Celebrating Sanctuary is a family-friendly community celebration of music, dance, and food from around the world, held annually on Queen Square in central Bristol. Jacari joined the information stalls showcasing the work of organisations that support refugee and asylum-seeking people in the Bristol area.
We were delighted that Jacari pupils and their families, our volunteers, and staff from partner schools all dropped by to see us. Visitors to our stall also included potential volunteers and partners, and it was an opportunity to reconnect with existing friends, supporters, and partner organisations, such as Bristol STAR (Student Action for Refugees). And all in the sunshine with a backdrop of music and dance performances!
The theme of Refugee Week this year was ‘our home’. We posed a question to our visitors: How do you say home in another language you know?
It’s the kind of question we encourage Jacari volunteers to ask their tutees, so that multilingual pupils have the opportunity to make connections between the languages they know, while developing their English.
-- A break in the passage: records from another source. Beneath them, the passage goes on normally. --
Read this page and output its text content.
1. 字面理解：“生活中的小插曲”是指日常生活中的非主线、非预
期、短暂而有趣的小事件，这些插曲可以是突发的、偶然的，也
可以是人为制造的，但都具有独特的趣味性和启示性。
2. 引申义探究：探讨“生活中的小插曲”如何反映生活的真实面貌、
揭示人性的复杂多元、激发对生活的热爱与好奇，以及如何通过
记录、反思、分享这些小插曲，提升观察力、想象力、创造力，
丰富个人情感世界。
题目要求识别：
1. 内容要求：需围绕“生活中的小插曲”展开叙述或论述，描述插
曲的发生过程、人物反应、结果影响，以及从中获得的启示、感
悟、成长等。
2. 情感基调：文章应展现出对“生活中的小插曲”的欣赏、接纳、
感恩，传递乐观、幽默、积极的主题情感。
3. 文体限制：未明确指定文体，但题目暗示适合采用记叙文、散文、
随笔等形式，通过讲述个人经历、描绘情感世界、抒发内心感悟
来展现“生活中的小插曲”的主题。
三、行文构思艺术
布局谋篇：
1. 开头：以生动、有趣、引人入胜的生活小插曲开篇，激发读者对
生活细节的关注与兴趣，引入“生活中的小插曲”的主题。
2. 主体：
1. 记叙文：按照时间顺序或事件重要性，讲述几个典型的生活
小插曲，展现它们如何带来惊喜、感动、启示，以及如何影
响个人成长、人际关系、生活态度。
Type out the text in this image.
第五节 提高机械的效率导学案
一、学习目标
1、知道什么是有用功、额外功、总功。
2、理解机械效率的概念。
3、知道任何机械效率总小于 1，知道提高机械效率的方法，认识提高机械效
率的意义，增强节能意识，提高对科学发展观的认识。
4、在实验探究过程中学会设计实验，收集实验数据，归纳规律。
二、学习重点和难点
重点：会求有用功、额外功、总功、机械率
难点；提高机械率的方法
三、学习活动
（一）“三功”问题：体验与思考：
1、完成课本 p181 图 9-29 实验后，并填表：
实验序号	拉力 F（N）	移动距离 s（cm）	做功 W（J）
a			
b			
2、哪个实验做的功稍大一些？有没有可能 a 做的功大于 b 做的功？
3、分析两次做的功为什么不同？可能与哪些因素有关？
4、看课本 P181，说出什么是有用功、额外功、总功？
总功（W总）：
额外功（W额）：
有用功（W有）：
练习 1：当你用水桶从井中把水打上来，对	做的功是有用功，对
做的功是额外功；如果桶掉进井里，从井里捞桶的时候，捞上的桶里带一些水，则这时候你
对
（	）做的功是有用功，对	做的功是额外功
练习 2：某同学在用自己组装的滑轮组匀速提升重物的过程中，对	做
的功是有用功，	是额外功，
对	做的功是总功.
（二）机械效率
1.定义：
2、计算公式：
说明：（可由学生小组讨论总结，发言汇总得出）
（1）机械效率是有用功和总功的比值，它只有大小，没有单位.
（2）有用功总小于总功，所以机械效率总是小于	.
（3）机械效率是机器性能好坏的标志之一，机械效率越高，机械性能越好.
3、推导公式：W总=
At our stall, so many interesting conversations stemmed from this question - the languages and scripts people know, what ‘home’ means, and the nuances in different languages.
We also asked visitors to decorate a paper orange heart, a symbol of solidarity with refugees, with the words for ‘home’ in other languages they knew, or to draw a picture of what home means to them. The scores of hearts were displayed around our gazebo, in a growing display throughout the day, and included 31 languages. Alongside a heart decorating station, Jacari’s outdoor games, picnic blankets and snacks attracted the company of children and families throughout the day.
It was a day of community, something that is not just important to us, but one of our four core values (equality, aspiration, and love of learning are the others).
Since its inception, Jacari’s work has set out to create connections and foster solidarity between diverse communities. Many Jacari pupils have come to the UK seeking sanctuary, and many have families with refugee backgrounds. And of course it is through supportive communities that families can begin to build new senses of home.
We also recognise the contributions of Jacari volunteers with refugee backgrounds, who give their time and skills freely to children and young people needing some extra support to realise their full potential in school and beyond. One of our sixth-form peer tutors spoke from the stage at the Celebrating Sanctuary event about her own journey, the help she’d received, and described how volunteering for Jacari was a way for her to ‘give back’. Stories like these inspire us to continue with our work.
Each year, Refugee Week offers us a chance for us to focus on our work with those who have come to the UK seeking safety, and the Celebrating Sanctuary event was a wonderful way to highlight this work and connect with our community, ahead of planning for the next academic year.